Not all therapy is the same. This isn't about positive thinking or coping strategies. It's about understanding what you're defending against and why. Sometimes people need to try therapy more than once before they find what actually helps.
Do I have to talk about my childhood?
Not in the cliché way you're imagining - lying on a couch blaming your mother for everything. But yes, we'll probably end up there eventually.
Not to blame your parents or to excuse your current behaviour, but to understand what you learned about survival. The rules that kept you safe at eight but are suffocating you now. How you adapted to the environment you had, and why those adaptations aren't serving you anymore.
Your childhood isn't an excuse, but it is an explanation. And understanding the origins of a pattern often makes it possible to change it.
What if I cry?
Then you cry. The tissues are there for a reason.
What's more interesting is if you never cry, even when talking about devastating things. Or if you cry but can't actually feel it - you're performing sadness but staying disconnected from it. Or if you apologise every time you have a feeling, like emotions are something you're doing to me. That tells us something worth exploring.
What if I want to leave?
If we're just starting and it feels wrong, we can stop. Not every therapeutic relationship works, and that's fine.

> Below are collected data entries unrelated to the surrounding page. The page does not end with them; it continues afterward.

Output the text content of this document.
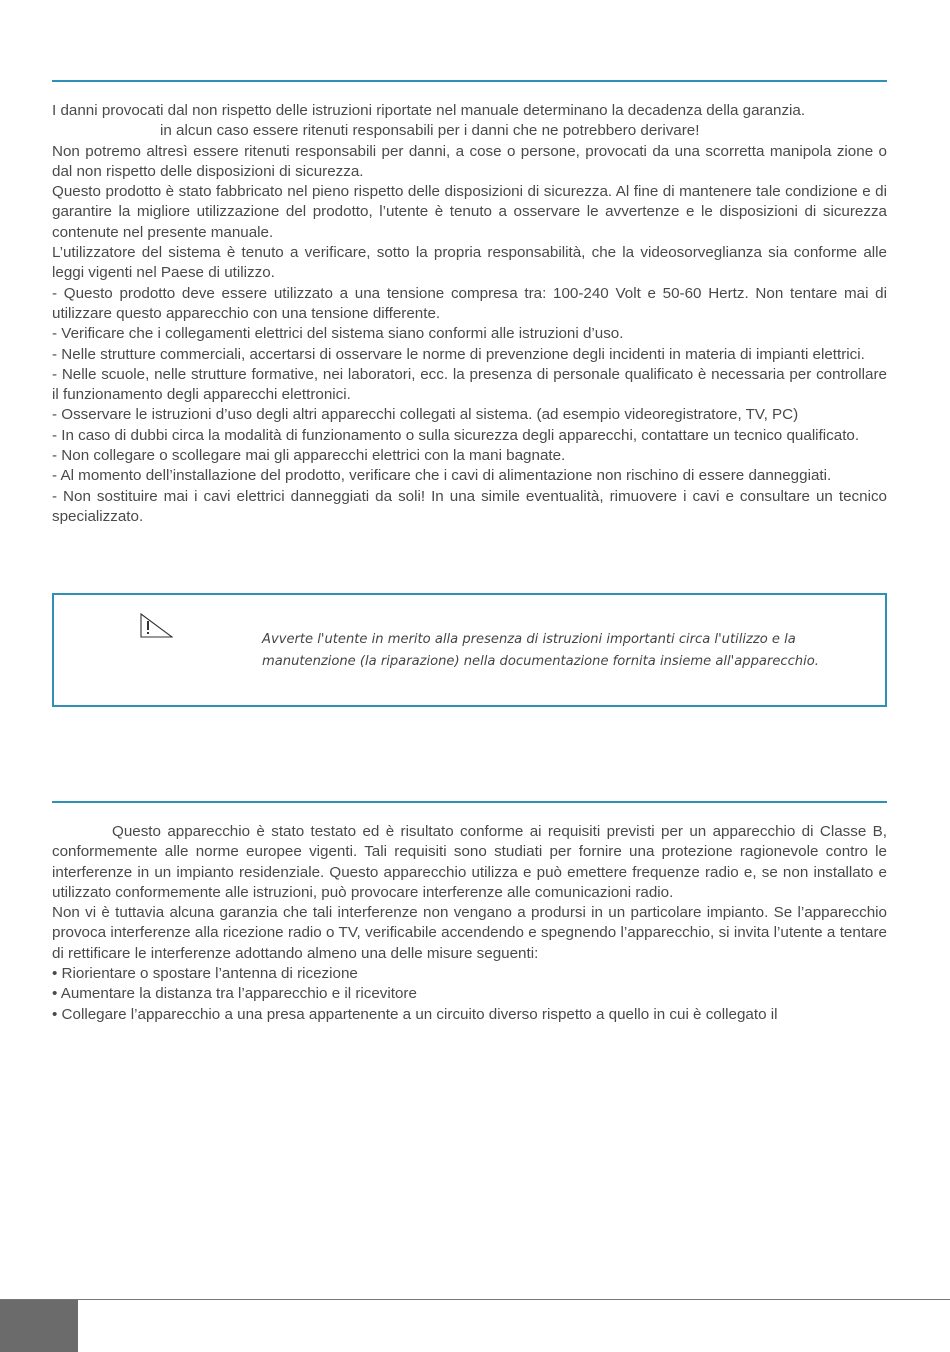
I danni provocati dal non rispetto delle istruzioni riportate nel manuale determinano la decadenza della garanzia.

in alcun caso essere ritenuti responsabili per i danni che ne potrebbero derivare!

Non potremo altresì essere ritenuti responsabili per danni, a cose o persone, provocati da una scorretta manipola zione o dal non rispetto delle disposizioni di sicurezza.

Questo prodotto è stato fabbricato nel pieno rispetto delle disposizioni di sicurezza. Al fine di mantenere tale condizione e di garantire la migliore utilizzazione del prodotto, l’utente è tenuto a osservare le avvertenze e le disposizioni di sicurezza contenute nel presente manuale.

L’utilizzatore del sistema è tenuto a verificare, sotto la propria responsabilità, che la videosorveglianza sia conforme alle leggi vigenti nel Paese di utilizzo.

- Questo prodotto deve essere utilizzato a una tensione compresa tra: 100-240 Volt e 50-60 Hertz. Non tentare mai di utilizzare questo apparecchio con una tensione differente.

- Verificare che i collegamenti elettrici del sistema siano conformi alle istruzioni d’uso.

- Nelle strutture commerciali, accertarsi di osservare le norme di prevenzione degli incidenti in materia di impianti elettrici.

- Nelle scuole, nelle strutture formative, nei laboratori, ecc. la presenza di personale qualificato è necessaria per controllare il funzionamento degli apparecchi elettronici.

- Osservare le istruzioni d’uso degli altri apparecchi collegati al sistema. (ad esempio videoregistratore, TV, PC)

- In caso di dubbi circa la modalità di funzionamento o sulla sicurezza degli apparecchi, contattare un tecnico qualificato.

- Non collegare o scollegare mai gli apparecchi elettrici con la mani bagnate.

- Al momento dell’installazione del prodotto, verificare che i cavi di alimentazione non rischino di essere danneggiati.

- Non sostituire mai i cavi elettrici danneggiati da soli! In una simile eventualità, rimuovere i cavi e consultare un tecnico specializzato.

Avverte l'utente in merito alla presenza di istruzioni importanti circa l'utilizzo e la manutenzione (la riparazione) nella documentazione fornita insieme all'apparecchio.

Questo apparecchio è stato testato ed è risultato conforme ai requisiti previsti per un apparecchio di Classe B, conformemente alle norme europee vigenti. Tali requisiti sono studiati per fornire una protezione ragionevole contro le interferenze in un impianto residenziale. Questo apparecchio utilizza e può emettere frequenze radio e, se non installato e utilizzato conformemente alle istruzioni, può provocare interferenze alle comunicazioni radio.

Non vi è tuttavia alcuna garanzia che tali interferenze non vengano a prodursi in un particolare impianto. Se l’apparecchio provoca interferenze alla ricezione radio o TV, verificabile accendendo e spegnendo l’apparecchio, si invita l’utente a tentare di rettificare le interferenze adottando almeno una delle misure seguenti:

• Riorientare o spostare l’antenna di ricezione

• Aumentare la distanza tra l’apparecchio e il ricevitore

• Collegare l’apparecchio a una presa appartenente a un circuito diverso rispetto a quello in cui è collegato il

But if we've been working together for a while and you suddenly hate everything about it, that's usually worth exploring before we call it quits. The urge to run often happens right when we're getting close to something important. When therapy has stopped being comfortable and started being real.
There's a month's notice for established clients - partly practical (so you don't vanish and leave things unfinished), partly because the impulse to leave is often exactly what we need to understand together.
How do I start?
Email me at hello@talktoluke.com or use the booking system if you'd rather skip the back-and-forth.
Don't overthink it. You don't need to explain your entire history or convince me you're worthy of help. Just say you'd like to talk about starting therapy. If you email, I'll reply and we can sort out what makes sense. If it doesn't feel like the right fit, I'll try to point you toward someone who might be better.
What if I'm not ready?
Nobody's truly ready. That's like waiting to feel ready to learn to swim while you're drowning.
You start where you are. Defended, uncertain, convinced you're different from everyone else who's ever needed help. That's not a problem. That's exactly where we begin.